6. The knowledge graph-based human resource file storage and management system according to claim 5, characterized in that, The fracture detection module includes: The vacant post section identification submodule obtains the path evolution feature information, detects the continuous node groups without configured personnel binding fields in the post connection path, calculates the length of the node group, and compares it with the total path length to obtain the vacant post continuity ratio. The responsibility field comparison submodule collects the responsibility field set of upstream and downstream connecting nodes of the vacant post section based on the vacant post continuity ratio, analyzes the number of field set items, judges the difference between the number and the responsibility configuration benchmark value, and obtains the responsibility configuration offset. The fracture interval determination submodule, based on the responsibility configuration offset, combined with the node distribution and responsibility field coverage in the job connection path, filters out locations where there are fractures in the responsibility field coverage, marks the fracture segment range in the node sequence, and establishes structural risk identification results.

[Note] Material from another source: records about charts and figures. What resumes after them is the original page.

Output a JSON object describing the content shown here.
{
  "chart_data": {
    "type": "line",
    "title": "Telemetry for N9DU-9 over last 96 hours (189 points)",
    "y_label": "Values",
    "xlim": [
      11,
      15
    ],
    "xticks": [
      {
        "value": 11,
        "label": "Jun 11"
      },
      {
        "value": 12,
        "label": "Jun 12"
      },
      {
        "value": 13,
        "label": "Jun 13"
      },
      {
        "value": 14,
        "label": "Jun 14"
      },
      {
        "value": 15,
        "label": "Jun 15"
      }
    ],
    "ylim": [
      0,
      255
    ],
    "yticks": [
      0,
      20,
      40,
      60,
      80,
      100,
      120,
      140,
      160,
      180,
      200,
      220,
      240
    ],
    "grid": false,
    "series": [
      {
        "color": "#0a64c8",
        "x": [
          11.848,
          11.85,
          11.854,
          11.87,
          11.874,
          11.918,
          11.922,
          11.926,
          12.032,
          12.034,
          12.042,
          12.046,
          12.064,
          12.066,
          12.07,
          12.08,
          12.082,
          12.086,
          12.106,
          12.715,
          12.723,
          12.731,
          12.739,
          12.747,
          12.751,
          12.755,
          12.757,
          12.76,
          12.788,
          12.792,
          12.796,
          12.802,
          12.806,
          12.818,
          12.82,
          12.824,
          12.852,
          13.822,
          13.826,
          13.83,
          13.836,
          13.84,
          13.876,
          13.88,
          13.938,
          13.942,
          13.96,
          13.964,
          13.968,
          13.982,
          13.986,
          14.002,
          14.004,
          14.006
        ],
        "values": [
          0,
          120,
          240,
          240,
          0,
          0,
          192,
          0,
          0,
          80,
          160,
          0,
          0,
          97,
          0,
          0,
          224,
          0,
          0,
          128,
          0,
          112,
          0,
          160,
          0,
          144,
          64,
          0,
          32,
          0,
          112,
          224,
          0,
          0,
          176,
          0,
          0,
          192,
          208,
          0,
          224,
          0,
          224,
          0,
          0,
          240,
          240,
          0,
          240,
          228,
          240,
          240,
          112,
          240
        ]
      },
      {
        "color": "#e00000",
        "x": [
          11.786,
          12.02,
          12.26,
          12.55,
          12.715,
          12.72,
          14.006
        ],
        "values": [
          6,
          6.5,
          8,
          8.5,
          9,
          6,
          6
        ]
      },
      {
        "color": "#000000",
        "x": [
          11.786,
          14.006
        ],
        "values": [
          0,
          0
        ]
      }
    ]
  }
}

7. The knowledge graph-based human resource file storage and management system according to claim 1, characterized in that, The system also includes: Based on the structural risk identification results, the access control module analyzes the distribution of sensitive fields in the access path, calls the role field group to compare the field matching coverage ratio, determines the path access permission status, and generates file access management results. The file access management results include permission path labels, sensitive field density, and access judgment level.

8. The knowledge graph-based human resource file storage and management system according to claim 7, characterized in that, The access control module includes: The cumulative statistics submodule obtains the structural risk identification results, analyzes the salary field, performance evaluation field and organizational function field in the access path, counts the cumulative number of occurrences of each type of field in the path, and obtains the total number of path-sensitive fields. The role permission comparison submodule, based on the total number of path sensitive fields, calls the access level field group corresponding to the user role, compares the coverage ratio of the total number of sensitive fields with the number of accessible fields in the role field set, and obtains the permission coverage ratio. The path permission determination submodule determines the matching relationship between sensitive fields and role field sets in the path node based on the permission coverage ratio, marks the access permission status of the path, and establishes the file access management result.